このアイデアは、ほぼ自分から書き上がっていく。米国ではピックアップはとっくに働き馬であることをやめ、プレミアム商品へと姿を変えた。BMWにはその一手を打つ材料が揃っている : 大型SUV、xDrive四輪駆動、強力な直列六気筒、V8、ハイブリッドシステム。この武器庫から組み上げれば、GMC シエラやラム 1500の最上級版に真っ向から挑む一台ができる。キャデラック・エスカレードIQのステータス領域に踏み込み — あるいはメルセデス・ベンツがX-Classで成し遂げられなかったことを成し遂げる、そんなモデルも狙えるはずだ。

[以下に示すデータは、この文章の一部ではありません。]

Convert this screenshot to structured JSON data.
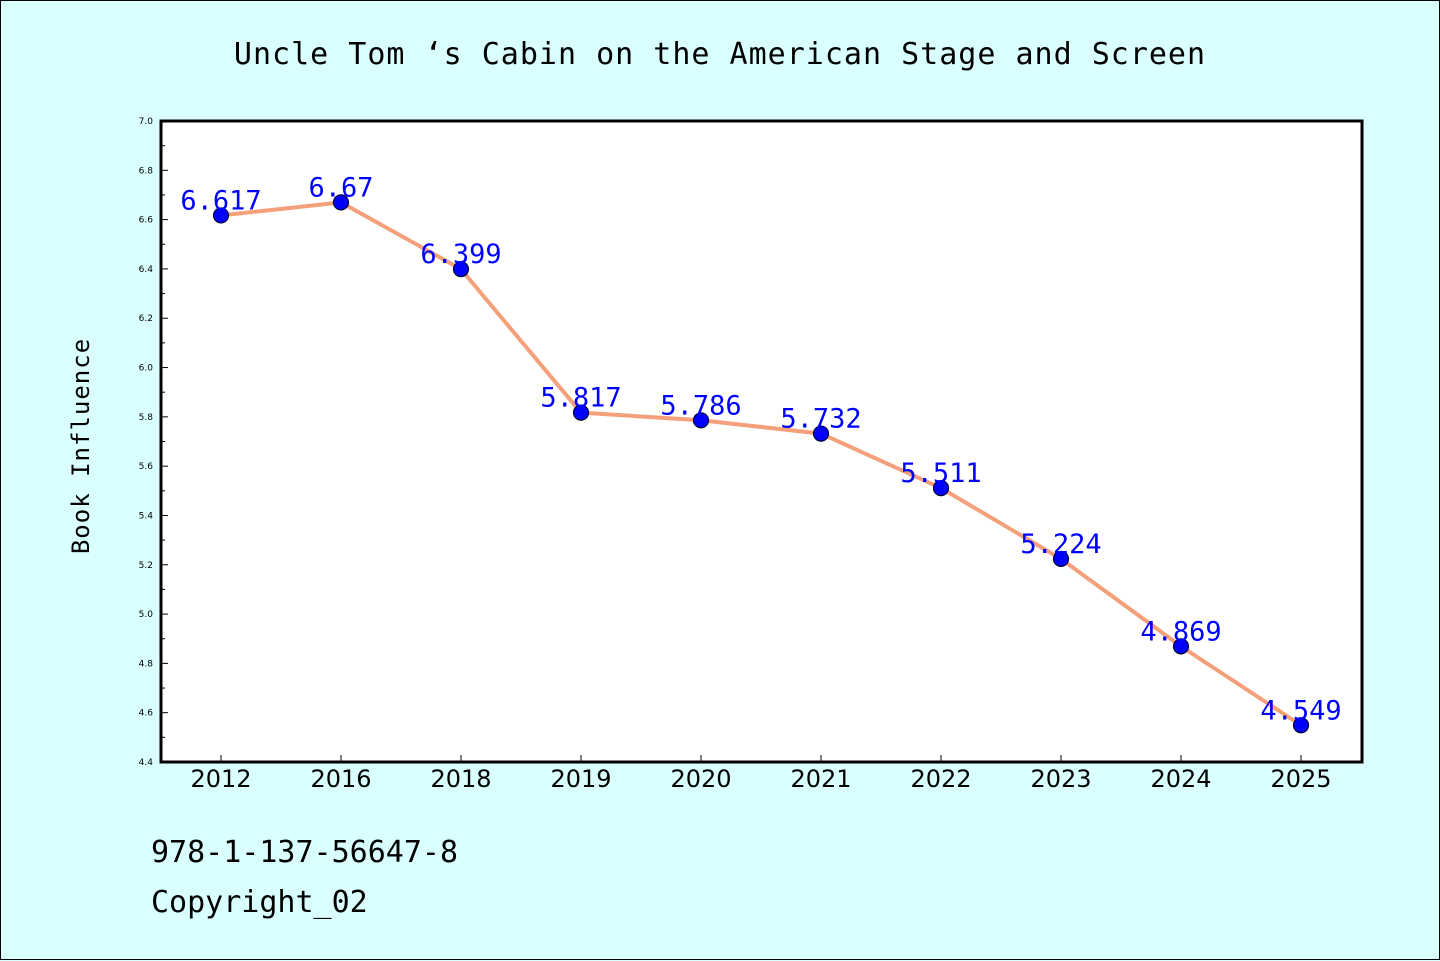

しかし現実は、どんな美しいレンダーよりも冷たい。BMWは量産版のX10 ピックアップを一度も認めておらず、ブランドの上層部は何年も同じ台詞を繰り返している : ピックアップはブランドのDNAの外側にある、と。論理は明快だ。あまりに「作業着」じみたボディはプレミアム・イメージを薄める。あまりに高額でライフスタイル寄りのピックアップは、アメリカの基準でさえニッチな玩具で終わる恐れがある。
それでも、こうしたコンセプトに対する関心そのものが多くを語っている。買い手は、贅沢が高く、重く、実用的でもあり得ることに、もうとっくに慣れている。ロールス・ロイスがカリナンを売り、メルセデスがマイバッハGLSを作るなら、BMWのピックアップという発想はもう不合理には見えない。
いまのところX10 ピックアップは商品ではなく、空想にとどまる。だがこれは、非公式のコンセプトが現実の発表よりも大きな声で語る、まれな例の一つだ : BMWが頑として見ようとしないラインナップの穴を、まっすぐに指さしているのだから。